Ce qui frappe dans les propos du ministre, c’est moins l’aveu d’un délit que l’aveu d’une justice sélective. Dire qu’un maire « a tout vendu » mais qu’on l’a épargné en raison de son âge, alors que d’autres responsables plus âgés et malades ont été incarcérés, révèle une incohérence profonde. L’argument de l’âge devient un prétexte commode, brandi pour justifier l’impunité de certains, mais abandonné lorsqu’il s’agit de figures tombées en disgrâce.
La comparaison est implacable. Elle met en lumière une justice appliquée à géométrie variable, où l’âge et l’état de santé ne constituent pas des critères constants mais des arguments invoqués de manière sélective.

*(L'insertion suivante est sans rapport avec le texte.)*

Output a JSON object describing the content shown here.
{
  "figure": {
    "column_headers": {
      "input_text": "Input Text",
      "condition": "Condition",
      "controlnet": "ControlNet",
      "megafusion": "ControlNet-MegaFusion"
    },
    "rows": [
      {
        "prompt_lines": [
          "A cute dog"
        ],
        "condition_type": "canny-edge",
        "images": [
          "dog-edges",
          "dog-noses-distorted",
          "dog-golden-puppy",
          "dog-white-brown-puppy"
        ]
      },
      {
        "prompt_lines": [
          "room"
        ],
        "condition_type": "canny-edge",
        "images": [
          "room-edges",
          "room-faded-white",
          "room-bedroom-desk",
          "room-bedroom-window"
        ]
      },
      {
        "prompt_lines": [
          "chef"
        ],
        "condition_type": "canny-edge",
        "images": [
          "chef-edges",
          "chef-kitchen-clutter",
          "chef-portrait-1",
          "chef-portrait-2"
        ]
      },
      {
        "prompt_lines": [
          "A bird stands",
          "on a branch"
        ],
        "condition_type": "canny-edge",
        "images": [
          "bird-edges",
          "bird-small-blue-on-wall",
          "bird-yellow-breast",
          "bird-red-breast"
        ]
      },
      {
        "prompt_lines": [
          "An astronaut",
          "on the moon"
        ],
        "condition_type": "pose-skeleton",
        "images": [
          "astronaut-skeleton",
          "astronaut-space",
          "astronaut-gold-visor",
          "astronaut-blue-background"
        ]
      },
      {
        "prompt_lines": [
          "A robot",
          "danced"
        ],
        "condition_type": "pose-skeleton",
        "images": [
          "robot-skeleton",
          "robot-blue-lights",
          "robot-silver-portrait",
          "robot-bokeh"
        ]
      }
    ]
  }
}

L’aveu du ministre, en reconnaissant publiquement que le maire avait commis des fautes graves mais qu’il avait été protégé, révèle une pratique arbitraire qui fragilise la crédibilité de l’État de droit.
Cette contradiction nourrit l’idée d’une justice instrumentalisée, où la règle n’est pas le droit mais le rapport de force et les réseaux. Elle expose une pratique arbitraire qui mine la confiance des citoyens et fragilise la crédibilité des institutions. En réalité, ce type de discours officialise une injustice : il reconnaît la faute, mais légitime l’absence de sanction.
Ces propos traduisent également une logique politique : montrer que l’on dénonce certains abus tout en préservant des réseaux d’influence. Ils exposent la persistance d’un système où la sanction ne découle pas uniquement de la gravité des faits, mais du rapport de force, des protections et des alliances. En ce sens, l’argument de l’âge apparaît moins comme une règle humanitaire que comme un prétexte commode pour justifier l’impunité de certains, tandis que d’autres, pourtant plus vulnérables, subissent la rigueur carcérale.
Au-delà du cas de Bousfer, cette séquence illustre une justice sélective qui mine la confiance des citoyens et alimente le sentiment d’injustice. Elle rappelle que, dans l’Algérie d’aujourd’hui, la prison n’est pas seulement l’aboutissement d’un procès équitable, mais aussi l’expression d’un choix politique.